Et, après tout, les ouvriers ne sont pas obligés d'accepter indéfiniment qu'une partie de leur salaire leur soit donnée sous forme de patates, ou autres denrées de plus ou moins bonne qualité. Si le patron a tout intérêt à maintenir "les oeuvres sociales" pour masquer le fait qu'il nous paye un sous-salaire, notre intérêt à nous, pour ne pas tomber victimes de ses combines, c'est d'exiger l'augmentation de notre salaire de base, c'est-à-dire le paiement intégral d'un salaire vital, autrement dit qui représente la valeur de ce qu'il faut pour vivre.

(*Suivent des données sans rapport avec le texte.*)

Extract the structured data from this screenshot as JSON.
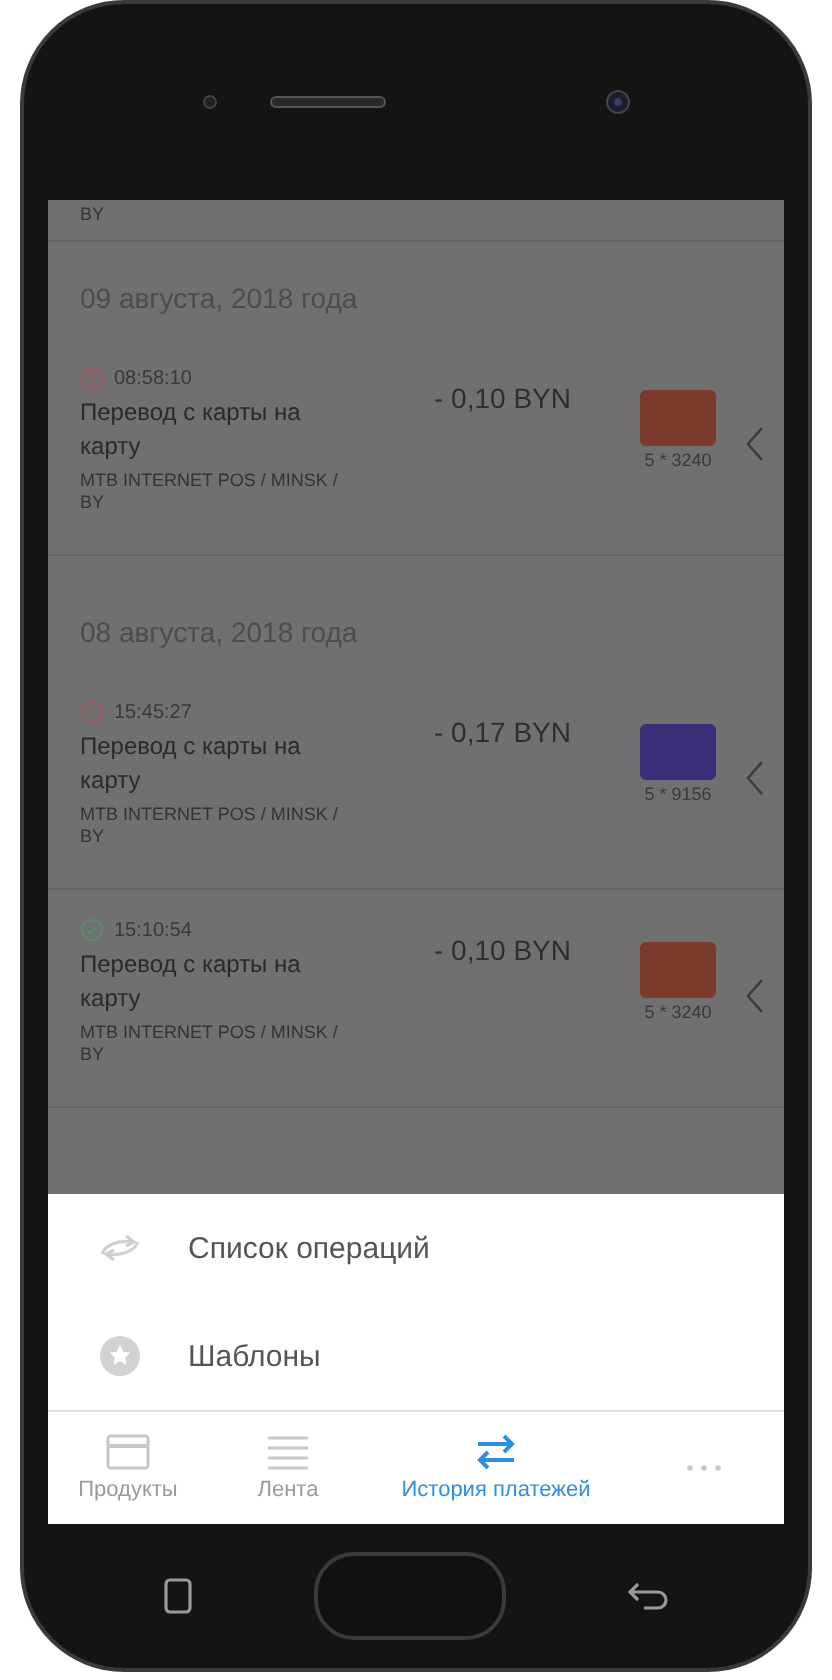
{
  "list": {
    "partial_text": "BY",
    "groups": [
      {
        "date": "09 августа, 2018 года",
        "operations": [
          {
            "kind": "error",
            "time": "08:58:10",
            "title": "Перевод с карты на карту",
            "merchant": "MTB INTERNET POS / MINSK / BY",
            "amount": "- 0,10 BYN",
            "card": {
              "color": "#7a3a2c",
              "number": "5 * 3240"
            }
          }
        ]
      },
      {
        "date": "08 августа, 2018 года",
        "operations": [
          {
            "kind": "error",
            "time": "15:45:27",
            "title": "Перевод с карты на карту",
            "merchant": "MTB INTERNET POS / MINSK / BY",
            "amount": "- 0,17 BYN",
            "card": {
              "color": "#3b2f7a",
              "number": "5 * 9156"
            }
          },
          {
            "kind": "done",
            "time": "15:10:54",
            "title": "Перевод с карты на карту",
            "merchant": "MTB INTERNET POS / MINSK / BY",
            "amount": "- 0,10 BYN",
            "card": {
              "color": "#7a3a2c",
              "number": "5 * 3240"
            }
          }
        ]
      }
    ]
  },
  "sheet": {
    "items": [
      {
        "kind": "operations",
        "label": "Список операций"
      },
      {
        "kind": "templates",
        "label": "Шаблоны"
      }
    ]
  },
  "tabs": [
    {
      "kind": "products",
      "label": "Продукты",
      "selected": false
    },
    {
      "kind": "feed",
      "label": "Лента",
      "selected": false
    },
    {
      "kind": "history",
      "label": "История платежей",
      "selected": true
    },
    {
      "kind": "more",
      "selected": false
    }
  ]
}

Les ouvriers n'entendent pas les oeuvres sociales sous forme de paternalisme et d'aide aux pauvres. Ils sont pour l'organisation de cantines, crèches, coopératives, etc., qui peuvent faciliter leur vie, mais à condition que celles-ci soient à l'abri des escroqueries patronales.
par Pierre BOIS
Nous relatons par ailleurs les révélations du S.D.R. au sujet de l'augmentation du prix de la cantine. Ainsi le "déficit" par lequel cette augmentation a été justifiée vient tout simplement des combines de la direction patronale qui grugeait les ouvriers jusque sur leur maigre pitance quotidienne. Or, le degré de misère des travailleurs peut être constaté par le fait qu'une différence de quelques francs posait l'obligation pour bien des ouvriers de réduire leur repas d'un plat !
Mais si dans une question relativement secondaire comme celle de la cantine, le patronat procède par le vol et la tromperie, quels procédés sont les siens, et de quelle envergure, dans les sphères plus importantes de l'économie ! Qu'en est-il, au juste, du "déficit" par lequel le patronat justifie le refus d'un salaire décent ? Qu'en est-il de "notre besoin de devises" par lequel on explique l'exportation des produits essentiels dont on prive la population ? La réalité n'a rien de commun avec ces prétextes.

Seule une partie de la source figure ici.